Американские рассказы и повести в жанре "ужаса" 20-50 годов, стр. 4

Вард сразу понял, что обнаружил неизвестного прапрадеда. Открытие взволновало его вдвойне, потому что ему уже приходилось слышать кое-что о Карвене и находить среди старых текстов неясные намеки, относящиеся к этой загадочной личности, о которой почти не сохранилось доступных сведений; отдельные документы обнаружены лишь недавно. Создавалось впечатление, что существовал какой-то заговор, имевший целью полностью изгнать из памяти жителей города имя Карвена. Но дошедшие до нас устные свидетельства и сохранившиеся бумаги казались настолько странными и даже пугающими, что невольно будили желание разобраться, что на самом деле так упорно пытались вычеркнуть из своих анналов и предать вечному забвению составители городских хроник колониальных времен — надо полагать, у них имелись достаточно веские причины.
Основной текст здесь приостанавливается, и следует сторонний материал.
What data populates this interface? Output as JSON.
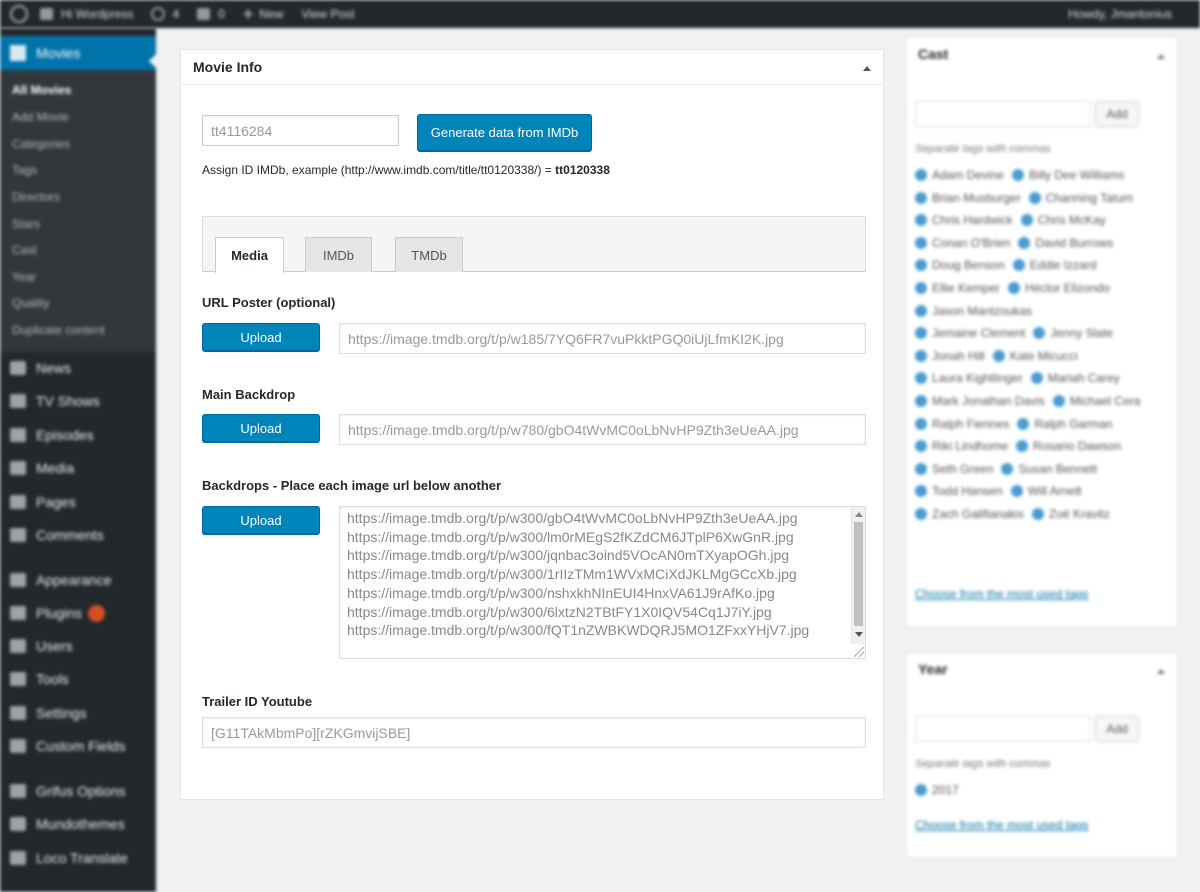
{
  "admin_bar": {
    "site_name": "Hi Wordpress",
    "updates_count": "4",
    "comments_count": "0",
    "new_label": "New",
    "view_post_label": "View Post",
    "howdy": "Howdy, Jmantonius"
  },
  "sidebar": {
    "current_menu": "Movies",
    "submenu": [
      "All Movies",
      "Add Movie",
      "Categories",
      "Tags",
      "Directors",
      "Stars",
      "Cast",
      "Year",
      "Quality",
      "Duplicate content"
    ],
    "menu": [
      "News",
      "TV Shows",
      "Episodes",
      "Media",
      "Pages",
      "Comments",
      "Appearance",
      "Plugins",
      "Users",
      "Tools",
      "Settings",
      "Custom Fields",
      "Grifus Options",
      "Mundothemes",
      "Loco Translate"
    ]
  },
  "movie_info": {
    "title": "Movie Info",
    "imdb_id": "tt4116284",
    "generate_button": "Generate data from IMDb",
    "hint_prefix": "Assign ID IMDb, example (http://www.imdb.com/title/tt0120338/) = ",
    "hint_id": "tt0120338",
    "tabs": [
      {
        "label": "Media"
      },
      {
        "label": "IMDb"
      },
      {
        "label": "TMDb"
      }
    ],
    "poster_label": "URL Poster (optional)",
    "poster_url": "https://image.tmdb.org/t/p/w185/7YQ6FR7vuPkktPGQ0iUjLfmKI2K.jpg",
    "backdrop_label": "Main Backdrop",
    "backdrop_url": "https://image.tmdb.org/t/p/w780/gbO4tWvMC0oLbNvHP9Zth3eUeAA.jpg",
    "backdrops_label": "Backdrops - Place each image url below another",
    "backdrops": [
      "https://image.tmdb.org/t/p/w300/gbO4tWvMC0oLbNvHP9Zth3eUeAA.jpg",
      "https://image.tmdb.org/t/p/w300/lm0rMEgS2fKZdCM6JTplP6XwGnR.jpg",
      "https://image.tmdb.org/t/p/w300/jqnbac3oind5VOcAN0mTXyapOGh.jpg",
      "https://image.tmdb.org/t/p/w300/1rIIzTMm1WVxMCiXdJKLMgGCcXb.jpg",
      "https://image.tmdb.org/t/p/w300/nshxkhNInEUI4HnxVA61J9rAfKo.jpg",
      "https://image.tmdb.org/t/p/w300/6lxtzN2TBtFY1X0IQV54Cq1J7iY.jpg",
      "https://image.tmdb.org/t/p/w300/fQT1nZWBKWDQRJ5MO1ZFxxYHjV7.jpg"
    ],
    "upload_label": "Upload",
    "trailer_label": "Trailer ID Youtube",
    "trailer_value": "[G11TAkMbmPo][rZKGmvijSBE]"
  },
  "cast_box": {
    "title": "Cast",
    "add_label": "Add",
    "hint": "Separate tags with commas",
    "tags": [
      "Adam Devine",
      "Billy Dee Williams",
      "Brian Musburger",
      "Channing Tatum",
      "Chris Hardwick",
      "Chris McKay",
      "Conan O'Brien",
      "David Burrows",
      "Doug Benson",
      "Eddie Izzard",
      "Ellie Kemper",
      "Héctor Elizondo",
      "Jason Mantzoukas",
      "Jemaine Clement",
      "Jenny Slate",
      "Jonah Hill",
      "Kate Micucci",
      "Laura Kightlinger",
      "Mariah Carey",
      "Mark Jonathan Davis",
      "Michael Cera",
      "Ralph Fiennes",
      "Ralph Garman",
      "Riki Lindhome",
      "Rosario Dawson",
      "Seth Green",
      "Susan Bennett",
      "Todd Hansen",
      "Will Arnett",
      "Zach Galifianakis",
      "Zoë Kravitz"
    ],
    "most_used_link": "Choose from the most used tags"
  },
  "year_box": {
    "title": "Year",
    "add_label": "Add",
    "hint": "Separate tags with commas",
    "tags": [
      "2017"
    ],
    "most_used_link": "Choose from the most used tags"
  }
}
До своего открытия Чарльз относился к Карвену с чисто романтическим интересом; но выяснив, что состоит в родстве с таинственным субъектом, само существование которого хотели утаить, он начал систематические поиски, буквально выкапывая все, что связано с этим человеком. В своем лихорадочном стремлении узнать как можно больше об отдаленном предке, Чарльз преуспел больше, чем даже надеялся, ибо в старых письмах, дневниках, мемуарах, так и оставшихся в рукописи, найденных им на затянутых густой паутиной чердаках древних домов Провиденса и в других местах, содержалось множество сведений, которые в то время не сочли настолько важными, чтобы скрыть их. Дополнительный свет пролили важные документы из такого далекого от Провиденса города, как Нью-Йорк, где в музее Френсис Таверн на Лонг-Айленде хранилась переписка колониального периода. Но решающей находкой, которая по мнению доктора Виллета послужила главной причиной перерождения Чарльза Варда, стали бумаги, обнаруженные в августе 1919 года за облицовкой полуразрушенного дома в Олни Корт. Именно они открыли перед ним путь к черной бездне глубочайшего падения.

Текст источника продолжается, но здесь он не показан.